Kubasaki baseball starts anew after longtime coach replaced
CAMP FOSTER, Okinawa — Adam Garlick stepped toward first base, taking the place of his teammate Eric Ganci, then took several throws from infielders during Monday’s baseball practice at Foster Field 4.
In the two seasons before this one, the two juniors wore a Kubasaki varsity baseball team uniform. But Garlick and Ganci opted this season to play for OkiBoys, a club team that longtime Dragons coach Randy Toor has operated in the off-season for 12 years.
Toor is no longer coaching Kubasaki, following what Toor calls a misunderstanding between Toor, an OkiBoys parent and Kubasaki administration. School officials did not comment.
Toor opted to continue coaching his club team, and eight of his former veteran Kubasaki varsity players followed him, Ganci and Garlick among them. Rules prohibit club activity during the high school season.
“I see Coach Toor as a father figure,” said Ganci. “He’s taught me a lot. And playing for OkiBoys gives me an opportunity to play against Japanese teams that are more skilled.”

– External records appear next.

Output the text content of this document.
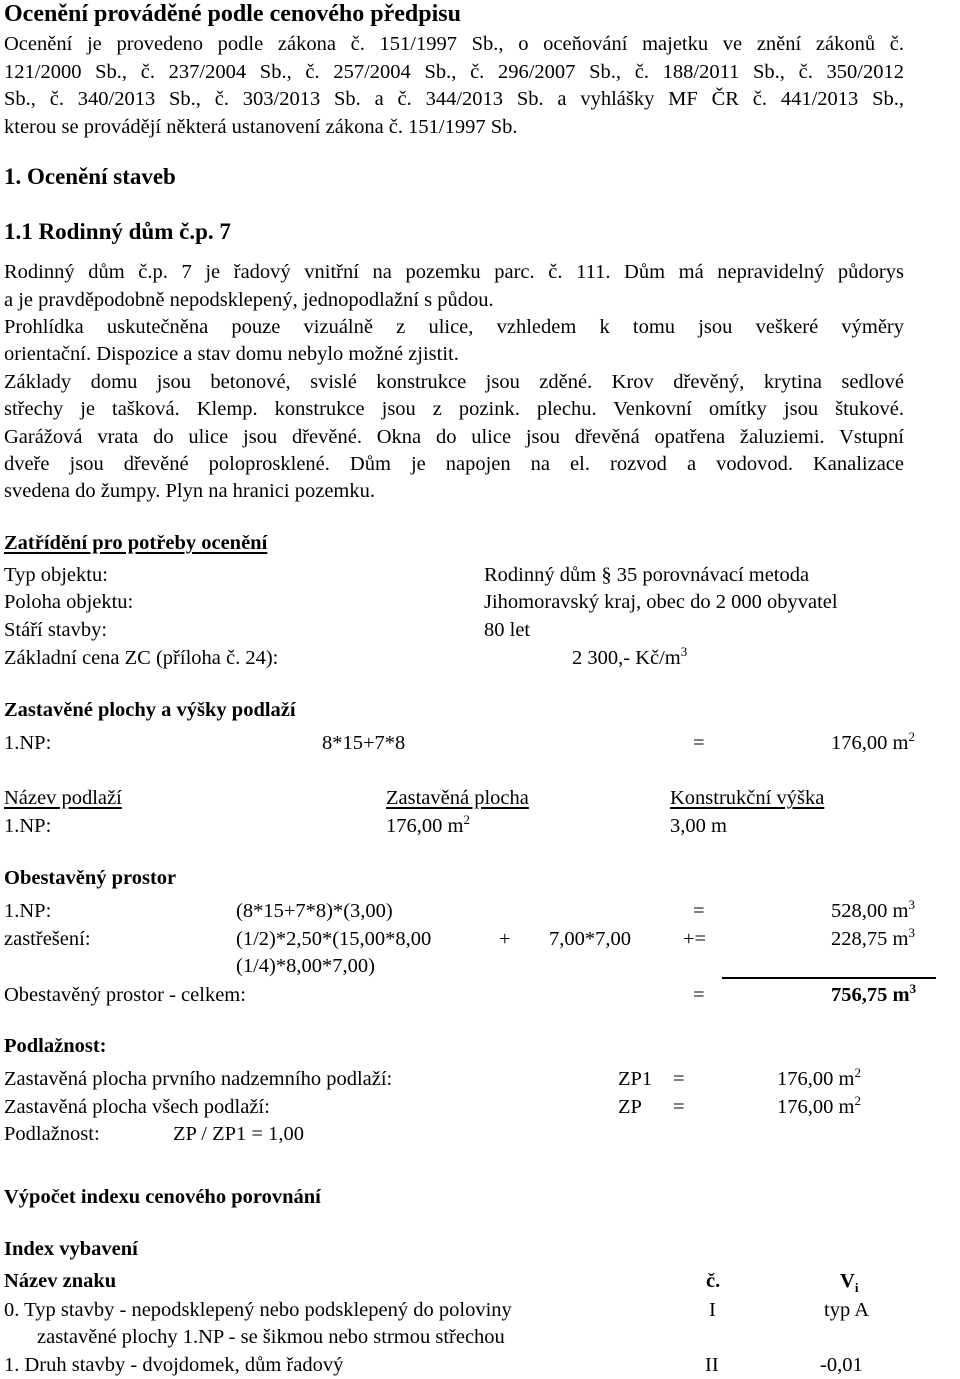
Ocenění prováděné podle cenového předpisu
Ocenění je provedeno podle zákona č. 151/1997 Sb., o oceňování majetku ve znění zákonů č.
121/2000 Sb., č. 237/2004 Sb., č. 257/2004 Sb., č. 296/2007 Sb., č. 188/2011 Sb., č. 350/2012
Sb., č. 340/2013 Sb., č. 303/2013 Sb. a č. 344/2013 Sb. a vyhlášky MF ČR č. 441/2013 Sb.,
kterou se provádějí některá ustanovení zákona č. 151/1997 Sb.
1. Ocenění staveb
1.1 Rodinný dům č.p. 7
Rodinný dům č.p. 7 je řadový vnitřní na pozemku parc. č. 111. Dům má nepravidelný půdorys
a je pravděpodobně nepodsklepený, jednopodlažní s půdou.
Prohlídka uskutečněna pouze vizuálně z ulice, vzhledem k tomu jsou veškeré výměry
orientační. Dispozice a stav domu nebylo možné zjistit.
Základy domu jsou betonové, svislé konstrukce jsou zděné. Krov dřevěný, krytina sedlové
střechy je tašková. Klemp. konstrukce jsou z pozink. plechu. Venkovní omítky jsou štukové.
Garážová vrata do ulice jsou dřevěné. Okna do ulice jsou dřevěná opatřena žaluziemi. Vstupní
dveře jsou dřevěné poloprosklené. Dům je napojen na el. rozvod a vodovod. Kanalizace
svedena do žumpy. Plyn na hranici pozemku.
Zatřídění pro potřeby ocenění
Typ objektu:	Rodinný dům § 35 porovnávací metoda
Poloha objektu:	Jihomoravský kraj, obec do 2 000 obyvatel
Stáří stavby:	80 let
Základní cena ZC (příloha č. 24):	2 300,- $Kč/m^3$
Zastavěné plochy a výšky podlaží
1.NP:	8*15+7*8	=	176,00 $m^2$
Název podlaží	Zastavěná plocha	Konstrukční výška
1.NP:	176,00 $m^2$	3,00 m
Obestavěný prostor
1.NP:	(8*15+7*8)*(3,00)	=	528,00 $m^3$
zastřešení:	(1/2)*2,50*(15,00*8,00	+ 7,00*7,00	+=	228,75 $m^3$
(1/4)*8,00*7,00)
Obestavěný prostor - celkem:	=	756,75 $m^3$
Podlažnost:
Zastavěná plocha prvního nadzemního podlaží:	ZP1 =	176,00 $m^2$
Zastavěná plocha všech podlaží:	ZP =	176,00 $m^2$
Podlažnost:	ZP / ZP1 = 1,00
Výpočet indexu cenového porovnání
Index vybavení
Název znaku	č.	$V_i$
0. Typ stavby - nepodsklepený nebo podsklepený do poloviny
zastavěné plochy 1.NP - se šikmou nebo strmou střechou
I	typ A
1. Druh stavby - dvojdomek, dům řadový	II	-0,01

A few hundred feet away from Field 4, on Foster’s main baseball field, the Kubasaki varsity was going through its practice paces under new coach Pete Soto — 19 players, 14 of them seniors, but none that have varsity experience.
Soto and his coaching staff said that it was the former Dragons’ decision to stay with OkiBoys, and Soto found a sufficient number of players who wanted to wear the Dragons’ colors and move along.

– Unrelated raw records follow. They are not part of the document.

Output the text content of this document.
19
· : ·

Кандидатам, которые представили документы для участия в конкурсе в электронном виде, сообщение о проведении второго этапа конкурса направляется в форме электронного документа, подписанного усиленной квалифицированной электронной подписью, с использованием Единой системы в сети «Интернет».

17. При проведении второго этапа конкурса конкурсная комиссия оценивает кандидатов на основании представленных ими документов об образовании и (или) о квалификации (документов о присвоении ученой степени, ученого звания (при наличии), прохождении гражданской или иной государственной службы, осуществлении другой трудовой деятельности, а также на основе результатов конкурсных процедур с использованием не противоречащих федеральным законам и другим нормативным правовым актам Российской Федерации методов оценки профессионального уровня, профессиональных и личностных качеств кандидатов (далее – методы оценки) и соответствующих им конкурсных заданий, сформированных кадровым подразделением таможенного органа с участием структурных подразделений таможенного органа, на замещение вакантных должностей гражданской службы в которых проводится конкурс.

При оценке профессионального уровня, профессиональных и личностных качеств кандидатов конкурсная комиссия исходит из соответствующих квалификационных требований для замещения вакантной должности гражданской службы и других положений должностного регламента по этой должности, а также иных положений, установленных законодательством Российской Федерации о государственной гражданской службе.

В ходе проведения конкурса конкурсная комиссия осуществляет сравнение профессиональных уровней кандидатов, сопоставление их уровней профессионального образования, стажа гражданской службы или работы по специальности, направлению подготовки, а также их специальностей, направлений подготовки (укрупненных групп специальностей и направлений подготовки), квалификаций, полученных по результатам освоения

“That’s my focus,” Soto said, adding that he didn’t know anything about what caused the divide with OkiBoys “and that’s where I want to stay.”

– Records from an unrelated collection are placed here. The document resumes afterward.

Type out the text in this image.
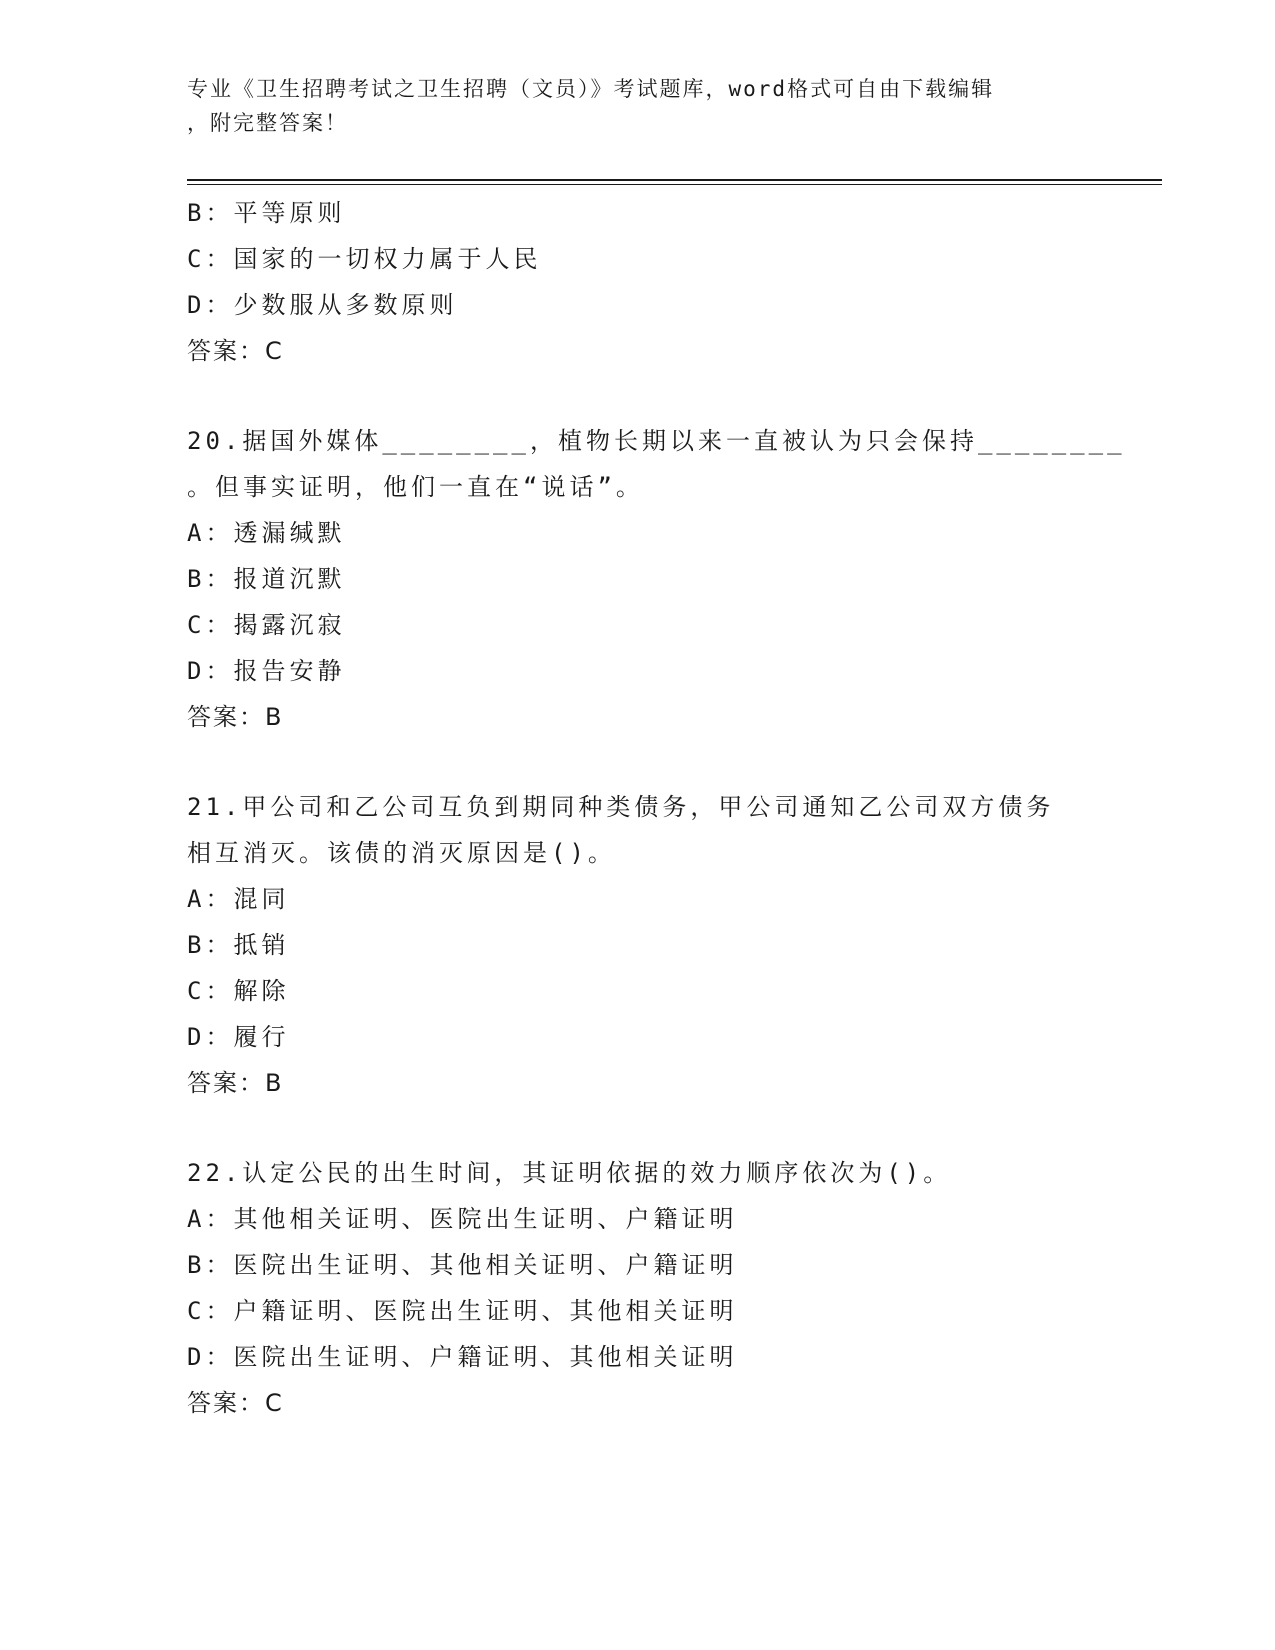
专业《卫生招聘考试之卫生招聘（文员）》考试题库，word格式可自由下载编辑
，附完整答案！
B：平等原则
C：国家的一切权力属于人民
D：少数服从多数原则
答案：C
20.据国外媒体________，植物长期以来一直被认为只会保持________
。但事实证明，他们一直在“说话”。
A：透漏缄默
B：报道沉默
C：揭露沉寂
D：报告安静
答案：B
21.甲公司和乙公司互负到期同种类债务，甲公司通知乙公司双方债务
相互消灭。该债的消灭原因是()。
A：混同
B：抵销
C：解除
D：履行
答案：B
22.认定公民的出生时间，其证明依据的效力顺序依次为()。
A：其他相关证明、医院出生证明、户籍证明
B：医院出生证明、其他相关证明、户籍证明
C：户籍证明、医院出生证明、其他相关证明
D：医院出生证明、户籍证明、其他相关证明
答案：C
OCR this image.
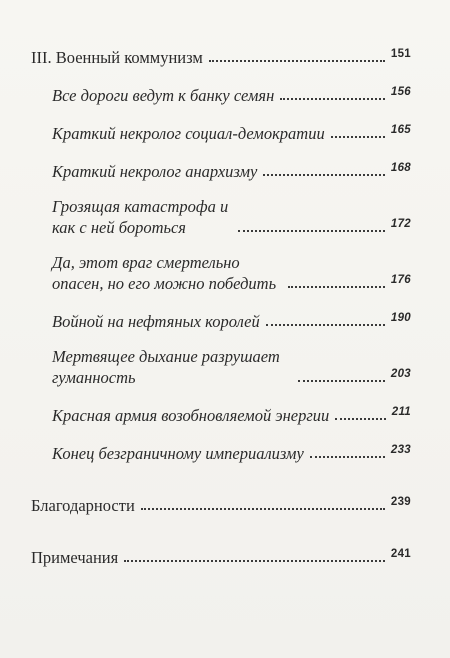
III. Военный коммунизм	151
Все дороги ведут к банку семян	156
Краткий некролог социал-демократии	165
Краткий некролог анархизму	168
Грозящая катастрофа и как с ней бороться	172
Да, этот враг смертельно опасен, но его можно победить	176
Войной на нефтяных королей	190
Мертвящее дыхание разрушает гуманность	203
Красная армия возобновляемой энергии	211
Конец безграничному империализму	233
Благодарности	239
Примечания	241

What sparked the whole divide, Toor said, was when he dismissed one of his OkiBoys players (Toor did not elaborate as to why), and the parent apparently went to Kubasaki’s leadership, thinking the player had been removed from Kubasaki’s team, “which wasn’t true,” Toor said.
Toor’s version of the events that led to the divide could not be confirmed by anybody in DODEA Okinawa administration. Okinawa district superintendent Mike Thompson and Kubasaki assistant principal Shaun Knudsen each declined to comment for this story.
“This is the first time something like this has happened to me,” Toor said, adding that at one point several years ago, he had former principal Steven Sanchez’s two sons, Vinnie and Mateo, on both Kubasaki and OkiBoys “and we never had a problem.”
In years past, he would coach the Dragons for the 2½-month-long season and run the OkiBoys program for eight months, giving players a break for summer vacation. As soon as it was time for Kubasaki tryouts, OkiBoys would shut down, following rules as set down by DODEA Pacific, which prohibits club activity during the course of the high school season.
This is believed to be the first time this has happened to a DODEA varsity baseball team since 2003, when most of Kinnick’s varsity stayed with former coach Keith Ross to form the Ikego Mud Hens, after the principal dismissed him and hired a different coach.
Kubasaki baseball won Far East Division I titles in 2010 and 2013, and Okinawa district titles for seven straight years, 2006-12, under Toor. Present and former players credit their time matriculating with OkiBoys for Kubasaki’s success.
Club play is not limited to baseball on Okinawa. Kubasaki instructor Mike Hogen coaches Dragons varsity volleyball, which has won three straight D-I titles, and also runs the Shisa Volleyball Club outside of the high school season. The Dragons softball program also benefits from the Lady Ambassadors club program. Kadena athletes have also played for those clubs.
OkiBoys has already played seven games this season, and has five scheduled with Kadena, but none against Kubasaki. Toor and Soto both said they did not expect to schedule games between the Dragons and OkiBoys.
Teams with mostly new players generally can go only in one direction, up, Soto said, “and that’s where we want to go.”
Soto leaves after this school year, and Toor says he plans to reapply for the Kubasaki coaching position for the 2018 season. “I hope so. We’ll see,” Toor said, adding that no matter what, he still plans to run the OkiBoys program in future years.